Dombauhütte St. Stephan

Die Dombauhütte des Stephansdoms besteht seit dem Mittelalter. Die UNESCO hat sie in das Register der guten Praxisbeispiele zur Erhaltung des immateriellen Kulturerbes aufgenommen. Sie zeigt, wie es gelingt, Denkmalschutz und Arbeitnehmer:innenschutz zu vereinbaren – und das trotz oft schwieriger Bedingungen bei den Bauarbeiten am höchsten historischen Gebäude Wiens.

AUVAsicher betreut die Dombauhütte St. Stephan bereits seit einem Vierteljahrhundert. 20 Mitarbeiter:innen sind bei der Dombauhütte angestellt. Zu ihren Aufgaben zählen Reinigung, Restaurierung und Konservierung der Bauteile. Um beschädigte Teile zu ersetzen, fertigen Steinmetze:Steinmetzinnen und Bildhauer:innen in traditioneller Handwerkstechnik Ziersteine wie Krabben und Kreuzblumen.

Arbeiten an der Fassade
Viele der Arbeiten finden in großer Höhe statt, laut Ernest Hugl, Hüttenmeister und Werkstättenleiter der Dombauhütte, zu rund 70 Prozent auf Gerüsten. Aufgrund der architektonischen Gegebenheiten ist der Abstand der Gerüstlagen oftmals geringer als 2 m, wodurch das Tragen eines Helms als hinderlich empfunden wird und Verletzungen der Halswirbelsäule nicht ausgeschlossen werden können. Der Lösungsvorschlag von AUVAsicher war, statt eines Schutzhelms eine Anstoßkappe zu verwenden, wenn sich niemand in einem höhergelegenen Arbeitsbereich aufhält und daher keine Gefahr durch herabfallende Gegenstände besteht.
Für Arbeiten an Stellen, die nicht von einem Gerüst aus erreichbar sind, werden die Anschlagpunkte im jeweiligen Bauteil verankert.

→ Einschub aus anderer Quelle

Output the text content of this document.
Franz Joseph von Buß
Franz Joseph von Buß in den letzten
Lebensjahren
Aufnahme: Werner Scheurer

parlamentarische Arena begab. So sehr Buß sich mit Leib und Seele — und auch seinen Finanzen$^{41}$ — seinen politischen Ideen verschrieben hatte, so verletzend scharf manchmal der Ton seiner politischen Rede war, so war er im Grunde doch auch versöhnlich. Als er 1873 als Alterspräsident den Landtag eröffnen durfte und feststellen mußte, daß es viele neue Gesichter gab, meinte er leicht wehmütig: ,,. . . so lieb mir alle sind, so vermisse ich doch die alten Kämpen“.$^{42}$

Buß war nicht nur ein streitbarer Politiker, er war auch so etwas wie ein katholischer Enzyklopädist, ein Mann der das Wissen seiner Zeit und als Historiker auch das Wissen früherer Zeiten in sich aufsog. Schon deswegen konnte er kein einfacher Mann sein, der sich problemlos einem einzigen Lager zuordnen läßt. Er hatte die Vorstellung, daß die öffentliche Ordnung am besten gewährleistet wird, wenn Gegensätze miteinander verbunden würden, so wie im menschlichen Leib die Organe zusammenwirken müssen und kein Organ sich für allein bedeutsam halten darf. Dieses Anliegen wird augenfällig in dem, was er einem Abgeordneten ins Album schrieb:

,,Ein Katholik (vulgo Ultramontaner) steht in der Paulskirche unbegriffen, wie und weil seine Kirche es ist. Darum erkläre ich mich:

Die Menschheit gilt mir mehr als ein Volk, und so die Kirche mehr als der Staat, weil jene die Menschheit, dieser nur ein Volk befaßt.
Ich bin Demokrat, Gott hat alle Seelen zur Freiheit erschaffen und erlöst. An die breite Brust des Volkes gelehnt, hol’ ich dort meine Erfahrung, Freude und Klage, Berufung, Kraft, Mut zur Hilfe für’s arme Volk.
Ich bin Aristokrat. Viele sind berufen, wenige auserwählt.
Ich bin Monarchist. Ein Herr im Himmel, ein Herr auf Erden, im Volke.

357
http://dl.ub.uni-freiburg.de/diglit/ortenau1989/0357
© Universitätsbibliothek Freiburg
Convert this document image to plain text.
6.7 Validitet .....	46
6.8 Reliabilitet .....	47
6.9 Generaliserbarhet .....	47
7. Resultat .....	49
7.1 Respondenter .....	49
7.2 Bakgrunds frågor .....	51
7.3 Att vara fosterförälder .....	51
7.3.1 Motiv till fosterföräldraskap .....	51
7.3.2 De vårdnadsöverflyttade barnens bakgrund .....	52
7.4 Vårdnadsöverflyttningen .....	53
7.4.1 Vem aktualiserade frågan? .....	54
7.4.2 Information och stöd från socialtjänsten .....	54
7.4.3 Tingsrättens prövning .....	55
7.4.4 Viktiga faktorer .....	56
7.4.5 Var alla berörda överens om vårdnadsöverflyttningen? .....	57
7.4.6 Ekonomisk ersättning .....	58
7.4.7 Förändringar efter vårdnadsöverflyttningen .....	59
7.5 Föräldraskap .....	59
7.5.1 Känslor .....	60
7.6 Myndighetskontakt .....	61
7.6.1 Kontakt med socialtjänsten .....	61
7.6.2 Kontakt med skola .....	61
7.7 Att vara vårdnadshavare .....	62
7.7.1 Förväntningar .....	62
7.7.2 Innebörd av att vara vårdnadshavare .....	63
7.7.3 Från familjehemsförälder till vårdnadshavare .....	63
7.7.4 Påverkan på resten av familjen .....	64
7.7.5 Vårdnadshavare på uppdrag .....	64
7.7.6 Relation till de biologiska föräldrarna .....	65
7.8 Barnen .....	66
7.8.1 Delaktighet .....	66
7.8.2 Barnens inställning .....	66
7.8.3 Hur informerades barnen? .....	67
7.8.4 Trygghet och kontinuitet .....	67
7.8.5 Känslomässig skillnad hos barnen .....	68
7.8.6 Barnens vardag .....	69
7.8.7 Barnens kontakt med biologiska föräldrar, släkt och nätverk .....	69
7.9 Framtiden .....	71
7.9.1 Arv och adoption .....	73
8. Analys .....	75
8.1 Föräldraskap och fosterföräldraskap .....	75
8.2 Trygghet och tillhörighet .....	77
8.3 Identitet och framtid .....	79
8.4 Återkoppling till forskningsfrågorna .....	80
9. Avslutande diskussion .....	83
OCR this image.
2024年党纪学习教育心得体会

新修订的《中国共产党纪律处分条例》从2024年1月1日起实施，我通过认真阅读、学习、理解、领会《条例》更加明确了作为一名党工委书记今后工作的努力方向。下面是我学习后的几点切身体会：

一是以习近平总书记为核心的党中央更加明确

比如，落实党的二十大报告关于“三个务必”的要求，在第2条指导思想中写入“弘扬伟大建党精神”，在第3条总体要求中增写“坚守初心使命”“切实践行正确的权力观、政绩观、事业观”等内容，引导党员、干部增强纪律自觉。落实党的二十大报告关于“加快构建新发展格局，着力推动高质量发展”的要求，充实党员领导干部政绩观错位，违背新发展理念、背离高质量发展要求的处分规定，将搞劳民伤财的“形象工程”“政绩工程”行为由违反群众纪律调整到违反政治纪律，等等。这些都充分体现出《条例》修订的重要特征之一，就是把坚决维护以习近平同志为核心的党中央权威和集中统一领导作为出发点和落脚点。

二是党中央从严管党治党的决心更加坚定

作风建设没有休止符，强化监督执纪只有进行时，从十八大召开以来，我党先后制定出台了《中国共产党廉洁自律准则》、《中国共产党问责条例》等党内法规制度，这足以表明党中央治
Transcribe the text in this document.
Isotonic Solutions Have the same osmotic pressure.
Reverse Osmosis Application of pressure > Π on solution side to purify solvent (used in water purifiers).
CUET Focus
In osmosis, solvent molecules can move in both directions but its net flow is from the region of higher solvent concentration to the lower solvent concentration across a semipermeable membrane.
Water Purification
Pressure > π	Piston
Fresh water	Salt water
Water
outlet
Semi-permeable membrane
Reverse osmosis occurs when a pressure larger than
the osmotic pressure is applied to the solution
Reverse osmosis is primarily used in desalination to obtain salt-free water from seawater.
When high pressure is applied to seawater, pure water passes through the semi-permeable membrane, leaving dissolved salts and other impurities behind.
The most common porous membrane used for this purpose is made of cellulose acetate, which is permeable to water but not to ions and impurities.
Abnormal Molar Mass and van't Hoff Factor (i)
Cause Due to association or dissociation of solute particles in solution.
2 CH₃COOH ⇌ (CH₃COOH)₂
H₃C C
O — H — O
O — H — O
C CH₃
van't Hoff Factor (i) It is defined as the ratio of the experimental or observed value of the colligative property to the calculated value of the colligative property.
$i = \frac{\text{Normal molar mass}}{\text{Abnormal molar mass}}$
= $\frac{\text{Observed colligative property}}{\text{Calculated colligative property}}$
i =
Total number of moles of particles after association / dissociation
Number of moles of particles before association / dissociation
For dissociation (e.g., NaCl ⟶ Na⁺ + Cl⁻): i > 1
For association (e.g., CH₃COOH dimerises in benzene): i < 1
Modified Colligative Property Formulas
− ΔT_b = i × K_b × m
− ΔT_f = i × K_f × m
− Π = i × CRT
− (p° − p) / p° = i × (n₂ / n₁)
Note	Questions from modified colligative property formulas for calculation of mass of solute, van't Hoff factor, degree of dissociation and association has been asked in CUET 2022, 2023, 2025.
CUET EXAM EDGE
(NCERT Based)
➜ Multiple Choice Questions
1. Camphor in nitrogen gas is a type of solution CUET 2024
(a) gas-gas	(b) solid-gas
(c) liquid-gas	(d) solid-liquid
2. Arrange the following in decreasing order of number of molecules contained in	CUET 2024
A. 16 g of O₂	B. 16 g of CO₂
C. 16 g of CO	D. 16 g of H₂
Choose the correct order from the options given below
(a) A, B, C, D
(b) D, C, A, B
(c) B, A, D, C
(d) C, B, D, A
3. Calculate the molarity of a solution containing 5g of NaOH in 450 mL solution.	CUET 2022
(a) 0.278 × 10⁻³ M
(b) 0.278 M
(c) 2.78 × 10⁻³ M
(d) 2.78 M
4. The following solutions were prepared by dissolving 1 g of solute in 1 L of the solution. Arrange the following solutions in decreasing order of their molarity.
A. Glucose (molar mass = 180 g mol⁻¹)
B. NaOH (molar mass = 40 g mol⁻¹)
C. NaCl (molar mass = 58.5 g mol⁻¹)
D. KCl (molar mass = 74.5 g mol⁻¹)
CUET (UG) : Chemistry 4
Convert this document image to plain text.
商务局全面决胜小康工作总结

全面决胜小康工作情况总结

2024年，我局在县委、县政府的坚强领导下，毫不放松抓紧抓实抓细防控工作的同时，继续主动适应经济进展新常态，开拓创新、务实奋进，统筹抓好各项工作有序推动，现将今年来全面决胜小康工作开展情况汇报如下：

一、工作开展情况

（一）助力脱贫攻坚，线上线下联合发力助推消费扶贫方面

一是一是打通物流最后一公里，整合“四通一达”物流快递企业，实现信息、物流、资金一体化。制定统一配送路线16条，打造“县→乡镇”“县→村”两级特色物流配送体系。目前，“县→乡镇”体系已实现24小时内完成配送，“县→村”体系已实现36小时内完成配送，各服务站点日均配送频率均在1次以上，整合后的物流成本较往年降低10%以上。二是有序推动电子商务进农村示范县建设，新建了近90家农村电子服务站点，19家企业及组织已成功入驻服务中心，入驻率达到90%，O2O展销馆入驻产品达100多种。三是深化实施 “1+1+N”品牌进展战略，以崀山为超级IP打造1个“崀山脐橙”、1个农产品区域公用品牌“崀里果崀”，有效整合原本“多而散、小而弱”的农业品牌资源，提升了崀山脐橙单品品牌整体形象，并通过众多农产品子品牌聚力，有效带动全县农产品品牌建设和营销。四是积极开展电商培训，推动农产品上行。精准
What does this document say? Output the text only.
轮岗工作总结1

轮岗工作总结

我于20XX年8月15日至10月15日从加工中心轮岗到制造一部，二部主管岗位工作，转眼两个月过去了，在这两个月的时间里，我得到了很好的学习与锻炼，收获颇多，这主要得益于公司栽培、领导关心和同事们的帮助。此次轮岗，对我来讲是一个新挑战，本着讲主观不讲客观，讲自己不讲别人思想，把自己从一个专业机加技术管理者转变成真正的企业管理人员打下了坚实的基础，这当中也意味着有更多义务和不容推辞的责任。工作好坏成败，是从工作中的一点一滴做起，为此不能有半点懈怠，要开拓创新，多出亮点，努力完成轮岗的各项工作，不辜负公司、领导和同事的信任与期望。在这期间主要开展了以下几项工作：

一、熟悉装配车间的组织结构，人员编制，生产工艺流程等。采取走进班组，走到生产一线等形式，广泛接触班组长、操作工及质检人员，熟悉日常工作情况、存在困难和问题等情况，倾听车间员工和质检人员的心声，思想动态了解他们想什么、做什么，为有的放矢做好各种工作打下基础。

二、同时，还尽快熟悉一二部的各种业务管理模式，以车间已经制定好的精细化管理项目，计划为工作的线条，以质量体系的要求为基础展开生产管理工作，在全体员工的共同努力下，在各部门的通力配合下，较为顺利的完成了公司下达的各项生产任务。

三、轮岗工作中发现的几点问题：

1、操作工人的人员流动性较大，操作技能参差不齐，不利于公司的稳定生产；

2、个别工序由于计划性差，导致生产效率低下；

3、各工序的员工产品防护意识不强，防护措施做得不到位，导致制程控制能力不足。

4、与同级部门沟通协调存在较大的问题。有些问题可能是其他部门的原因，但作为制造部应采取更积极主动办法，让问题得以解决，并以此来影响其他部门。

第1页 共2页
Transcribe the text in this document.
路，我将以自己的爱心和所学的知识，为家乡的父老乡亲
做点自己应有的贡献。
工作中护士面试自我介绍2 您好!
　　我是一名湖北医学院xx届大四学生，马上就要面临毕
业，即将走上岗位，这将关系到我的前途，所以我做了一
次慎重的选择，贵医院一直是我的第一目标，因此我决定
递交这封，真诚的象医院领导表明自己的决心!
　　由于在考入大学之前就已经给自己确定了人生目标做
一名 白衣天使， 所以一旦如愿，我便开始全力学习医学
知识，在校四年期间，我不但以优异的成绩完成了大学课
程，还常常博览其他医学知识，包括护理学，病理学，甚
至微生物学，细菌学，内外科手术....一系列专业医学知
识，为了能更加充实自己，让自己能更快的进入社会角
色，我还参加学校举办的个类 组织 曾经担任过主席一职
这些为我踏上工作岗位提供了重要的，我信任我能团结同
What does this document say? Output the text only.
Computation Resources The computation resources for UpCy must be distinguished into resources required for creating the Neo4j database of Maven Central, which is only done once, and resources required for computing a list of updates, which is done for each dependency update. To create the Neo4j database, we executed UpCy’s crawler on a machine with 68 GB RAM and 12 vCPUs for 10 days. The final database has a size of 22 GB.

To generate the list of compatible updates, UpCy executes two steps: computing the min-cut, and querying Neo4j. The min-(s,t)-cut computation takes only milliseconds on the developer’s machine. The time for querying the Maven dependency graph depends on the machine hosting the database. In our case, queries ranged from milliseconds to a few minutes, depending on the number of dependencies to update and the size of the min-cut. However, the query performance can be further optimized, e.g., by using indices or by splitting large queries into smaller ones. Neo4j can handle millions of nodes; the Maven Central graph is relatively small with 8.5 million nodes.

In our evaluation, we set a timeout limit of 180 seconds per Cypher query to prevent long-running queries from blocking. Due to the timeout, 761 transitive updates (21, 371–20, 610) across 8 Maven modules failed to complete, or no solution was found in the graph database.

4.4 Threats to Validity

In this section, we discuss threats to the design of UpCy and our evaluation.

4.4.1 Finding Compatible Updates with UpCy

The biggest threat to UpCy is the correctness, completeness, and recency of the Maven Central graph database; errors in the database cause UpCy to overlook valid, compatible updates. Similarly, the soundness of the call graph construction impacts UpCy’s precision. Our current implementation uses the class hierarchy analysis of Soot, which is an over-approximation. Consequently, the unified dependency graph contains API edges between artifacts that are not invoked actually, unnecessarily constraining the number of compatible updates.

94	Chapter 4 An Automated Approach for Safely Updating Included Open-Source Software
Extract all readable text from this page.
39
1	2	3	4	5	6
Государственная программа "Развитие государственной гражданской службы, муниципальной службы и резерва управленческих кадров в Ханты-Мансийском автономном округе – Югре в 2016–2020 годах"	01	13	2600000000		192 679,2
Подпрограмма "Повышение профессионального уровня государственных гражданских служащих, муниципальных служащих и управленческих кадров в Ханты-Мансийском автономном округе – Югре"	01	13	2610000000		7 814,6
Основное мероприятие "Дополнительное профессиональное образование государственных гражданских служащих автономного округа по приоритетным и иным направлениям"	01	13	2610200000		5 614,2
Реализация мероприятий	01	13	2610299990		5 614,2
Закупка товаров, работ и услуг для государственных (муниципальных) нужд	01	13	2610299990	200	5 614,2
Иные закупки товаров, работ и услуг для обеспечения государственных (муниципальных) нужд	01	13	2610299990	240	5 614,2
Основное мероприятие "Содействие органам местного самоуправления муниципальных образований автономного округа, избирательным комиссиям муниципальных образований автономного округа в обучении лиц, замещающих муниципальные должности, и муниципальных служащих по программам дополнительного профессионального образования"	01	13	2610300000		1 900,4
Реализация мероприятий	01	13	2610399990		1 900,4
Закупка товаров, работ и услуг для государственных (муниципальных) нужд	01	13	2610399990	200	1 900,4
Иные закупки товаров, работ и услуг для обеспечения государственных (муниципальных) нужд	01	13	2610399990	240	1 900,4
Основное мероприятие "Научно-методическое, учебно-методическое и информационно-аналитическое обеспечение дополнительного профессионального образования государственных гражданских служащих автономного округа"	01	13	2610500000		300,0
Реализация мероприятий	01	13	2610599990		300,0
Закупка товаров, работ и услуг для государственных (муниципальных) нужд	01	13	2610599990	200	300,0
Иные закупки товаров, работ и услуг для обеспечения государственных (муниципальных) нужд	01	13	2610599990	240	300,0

Beim Baumaterial des Stephansdoms handelt es sich großteils um mehr als 22 verschiedene Kalksandsteinblöcke, die hauptsächlich aus Calciumcarbonat bestehen. In dem porösen Gestein benötigen die Anschlagpunkte eine große Einbindetiefe, ihre Tragfähigkeit wird durch einen:eine Statiker:in überprüft.

Schutz vor Stäuben
Ablagerungen wie Ruß, Schmutz oder Taubenkot müssen von den Fassadensteinen entfernt werden. „Die Reinigung erfolgt durch Strahlen mit feinem Glaspudermehl“, erklärt Johann Fischer, Einsatzleiter des AUVAsicher-Präventionszentrums Wien und langjährige AUVAsicher-Sicherheitsfachkraft der Dombauhütte. Auch Calcitpudermehl wird verwendet. Man teilt den Arbeitsbereich in Tagesabschnitte und legt jede dritte Gerüstlage mit Schalholz und Planen aus. Die Abschnitte zwischen den abgedichteten Lagen werden mit einer Plane eingehaust und abgesaugt.
Bei der Bearbeitung des Kalksandsteins, in situ bzw. in der Werkstatt der Dombauhütte, entstehen ebenfalls Stäube. Große Steinblöcke werden vor der Dombauhütte mit einer elektrischen Zwei-Mann-Kettensäge zugeschnitten. Um die Staubbelastung für die Beschäftigten zu erheben, führte die Österreichische Staub-(Silikose-) Bekämpfungsstelle (ÖSBS) Quarzstaubmessungen durch. Der Quarzanteil des Kalksandsteins, der aus den Steinbrüchen St. Margarethen im Burgenland und Mannersdorf in Niederösterreich stammt, ist sehr niedrig, es besteht fast kein Risiko durch Quarzfeinstaub.
Auch Holzstaub zählt zu den gefährlichen Arbeitsstoffen. Der beim Brand 1945 zerstörte hölzerne Dachstuhl des Stephansdoms wurde durch eine Metallkonstruktion ersetzt, wodurch in der Dombauhütte vergleichsweise wenige Holzarbeiten anfallen, etwa zur Fertigung von Hilfsgerüsten. Die Kreissäge verfügt über eine direkte Spanabsaugung.
Je nach Arbeitsvorgang wird die entsprechende persönliche Schutzausrüstung (PSA) wie Schutzbrille, FFP2-Maske, Gehörschutz oder Anti-Vibrationshandschuhe verwendet. „Schutzausrüstung ist in allen Fällen gegeben“, so Salim Zakeri-Marakani, Sicherheitsfachkraft im Präventionszentrum Wien, der die Dombauhütte seit November 2024 betreut.

Festigungsmittel und Blei
Weitere gefährliche Arbeitsstoffe kommen zur Konservierung der historischen Bausubstanz zum Einsatz. „Auf wertvolle Originalteile oder einzelne Steine, die besonders absanden, tragen wir das Festigungsmittel Kieselsäureester mit Spiritus als Lösungsmittel auf“, erklärt Hugl. Da die Dämpfe entzündlich und beim Einatmen gesundheitsschädlich sind, wird auf gute Belüftung geachtet und die Mitarbeiter:innen verwenden eine Atemschutzmaske.
Bei der Errichtung des Doms wurde Blei als Verbindungsmittel eingesetzt. Die Zulassung dafür ist mittlerweile auf die Restaurierung denkmalgeschützter Gebäude beschränkt. Am Stephansdom wird Bleiverguss nur angewandt, wenn es sich um historisch mit Blei zusammengefügte Bauteile handelt. Zum Schutz vor giftigen Dämpfen und heißem Blei dienen eine Atemschutzmaske und Hitzeschutzkleidung.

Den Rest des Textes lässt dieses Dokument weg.